Mercier, manouvrier, marié et père de 2 enfants avait un casier judiciaire mais cela n’en faisait pas un assassin.
Les 2 furent vite éliminés de la liste du commissaire.
Joseph Leleux paraissait être un client plus sérieux. Clovis lui avait dressé un procès-verbal quelques mois avant sa mort et son alibi était problématique. Dans sa jeunesse il avait commis quelques délits. Leleux avait donné un faux emploi du temps et il assurait qu’il n’avait plus mis les pieds dans le bois de Blacourt depuis 2 ans. Le jour du crime, Il prétendait être allé chasser le lapin, puis être passé au château où il était entré par effraction, enfin, dans l’après-midi il aurait à nouveau chassé avant de travailler à la carrière. Or il a été aperçu se dirigeant vers le bois une demi-heure avant le crime, 2 témoins l’affirment mais il le nie.
Le fusil et les cartouches retrouvés chez lui correspondaient à l’arme du crime.
Avec ces éléments, le commissaire Carré fait arrêter Joseph Leleux le jeudi 6 décembre 1923. Il est inculpé d’assassinat et conduit à la prison de beauvais. Ceci malgré ses dénégations.
Le procès a lieu à la Cours d’assises de beauvais le 13 mars 1924.
Maître Gilles, son avocat commis d’office est une pointure. Avec beaucoup de conviction et de talent, il démonte complètement les résultats de l’enquête. Pour lui, pas d’aveux, pas de témoignages directs, pas de preuves matérielles, que des hypothèses et des suppositions. Instillant le doute dans l’esprit des jurés, maître Gilles obtient l’acquittement et la libération de son client.

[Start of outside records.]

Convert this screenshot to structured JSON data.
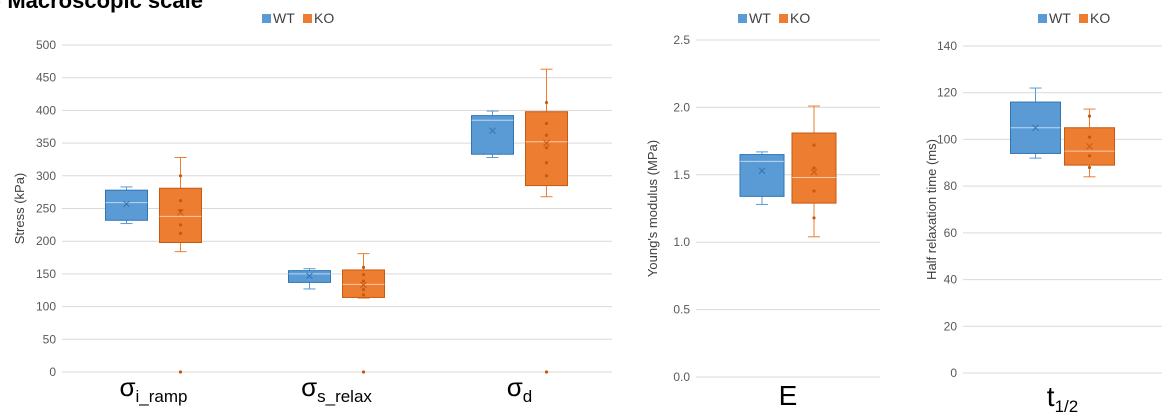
{
  "header": {
    "title": "A) Macroscopic scale"
  },
  "colors": {
    "wt_fill": "#5b9bd5",
    "wt_stroke": "#2e75b6",
    "ko_fill": "#ed7d31",
    "ko_stroke": "#c55a11",
    "grid": "#d9d9d9"
  },
  "chart_data": [
    {
      "type": "box",
      "ylabel": "Stress (kPa)",
      "ylim": [
        0,
        500
      ],
      "yticks": [
        "0",
        "50",
        "100",
        "150",
        "200",
        "250",
        "300",
        "350",
        "400",
        "450",
        "500"
      ],
      "legend": {
        "position": "top",
        "entries": [
          "WT",
          "KO"
        ]
      },
      "categories": [
        {
          "symbol": "σ",
          "sub": "i_ramp"
        },
        {
          "symbol": "σ",
          "sub": "s_relax"
        },
        {
          "symbol": "σ",
          "sub": "d"
        }
      ],
      "series": [
        {
          "name": "WT",
          "boxes": [
            {
              "min": 227,
              "q1": 232,
              "median": 259,
              "q3": 278,
              "max": 283,
              "mean": 257,
              "points": []
            },
            {
              "min": 127,
              "q1": 137,
              "median": 150,
              "q3": 155,
              "max": 158,
              "mean": 147,
              "points": []
            },
            {
              "min": 328,
              "q1": 333,
              "median": 385,
              "q3": 392,
              "max": 399,
              "mean": 369,
              "points": []
            }
          ]
        },
        {
          "name": "KO",
          "boxes": [
            {
              "min": 184,
              "q1": 198,
              "median": 238,
              "q3": 281,
              "max": 328,
              "mean": 244,
              "points": [
                0,
                212,
                225,
                247,
                262,
                300
              ]
            },
            {
              "min": 113,
              "q1": 114,
              "median": 134,
              "q3": 156,
              "max": 181,
              "mean": 133,
              "points": [
                0,
                118,
                126,
                139,
                149,
                160
              ]
            },
            {
              "min": 268,
              "q1": 285,
              "median": 352,
              "q3": 398,
              "max": 463,
              "mean": 350,
              "points": [
                0,
                300,
                320,
                343,
                362,
                380,
                412
              ]
            }
          ]
        }
      ]
    },
    {
      "type": "box",
      "ylabel": "Young's modulus (MPa)",
      "ylim": [
        0,
        2.5
      ],
      "yticks": [
        "0.0",
        "0.5",
        "1.0",
        "1.5",
        "2.0",
        "2.5"
      ],
      "legend": {
        "position": "top",
        "entries": [
          "WT",
          "KO"
        ]
      },
      "categories": [
        {
          "symbol": "E",
          "sub": ""
        }
      ],
      "series": [
        {
          "name": "WT",
          "boxes": [
            {
              "min": 1.28,
              "q1": 1.34,
              "median": 1.6,
              "q3": 1.65,
              "max": 1.67,
              "mean": 1.53,
              "points": []
            }
          ]
        },
        {
          "name": "KO",
          "boxes": [
            {
              "min": 1.04,
              "q1": 1.29,
              "median": 1.48,
              "q3": 1.81,
              "max": 2.01,
              "mean": 1.52,
              "points": [
                1.18,
                1.38,
                1.55,
                1.72
              ]
            }
          ]
        }
      ]
    },
    {
      "type": "box",
      "ylabel": "Half relaxation time (ms)",
      "ylim": [
        0,
        140
      ],
      "yticks": [
        "0",
        "20",
        "40",
        "60",
        "80",
        "100",
        "120",
        "140"
      ],
      "legend": {
        "position": "top",
        "entries": [
          "WT",
          "KO"
        ]
      },
      "categories": [
        {
          "symbol": "t",
          "sub": "1/2"
        }
      ],
      "series": [
        {
          "name": "WT",
          "boxes": [
            {
              "min": 92,
              "q1": 94,
              "median": 105,
              "q3": 116,
              "max": 122,
              "mean": 105,
              "points": []
            }
          ]
        },
        {
          "name": "KO",
          "boxes": [
            {
              "min": 84,
              "q1": 89,
              "median": 95,
              "q3": 105,
              "max": 113,
              "mean": 97,
              "points": [
                88,
                93,
                101,
                110
              ]
            }
          ]
        }
      ]
    }
  ]
}
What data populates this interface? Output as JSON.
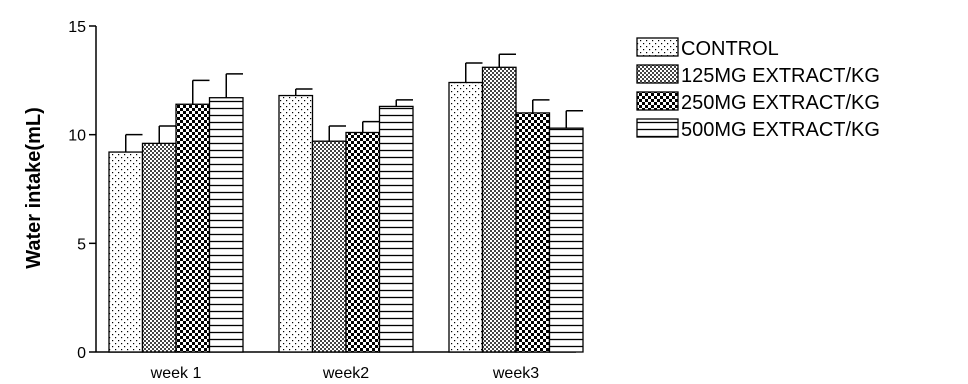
{
  "chart_data": {
    "type": "bar",
    "title": "",
    "xlabel": "",
    "ylabel": "Water intake(mL)",
    "ylim": [
      0,
      15
    ],
    "yticks": [
      0,
      5,
      10,
      15
    ],
    "grid": false,
    "legend_position": "right",
    "categories": [
      "week 1",
      "week2",
      "week3"
    ],
    "series": [
      {
        "name": "CONTROL",
        "pattern": "dots",
        "values": [
          9.2,
          11.8,
          12.4
        ],
        "errors": [
          0.8,
          0.3,
          0.9
        ]
      },
      {
        "name": "125MG EXTRACT/KG",
        "pattern": "dense-dots",
        "values": [
          9.6,
          9.7,
          13.1
        ],
        "errors": [
          0.8,
          0.7,
          0.6
        ]
      },
      {
        "name": "250MG EXTRACT/KG",
        "pattern": "checker",
        "values": [
          11.4,
          10.1,
          11.0
        ],
        "errors": [
          1.1,
          0.5,
          0.6
        ]
      },
      {
        "name": "500MG EXTRACT/KG",
        "pattern": "horizontal-lines",
        "values": [
          11.7,
          11.3,
          10.3
        ],
        "errors": [
          1.1,
          0.3,
          0.8
        ]
      }
    ]
  }
}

L’affaire de l’assassinat du garde-chasse Lambert ne fut jamais éclaircie. Quelques mois après sa mort, par souscription, les populations de Blacourt et d’Espaubourg firent élever dans le bois une stèle en sa mémoire.
Dans cette affaire, l’auteur évoque la caserne de gendarmerie de Blacourt. Nous n’en avons trouvé aucune trace. Peut-être s’agissait-il de la « caserne des pompiers » qui fut utilisée à cette fin.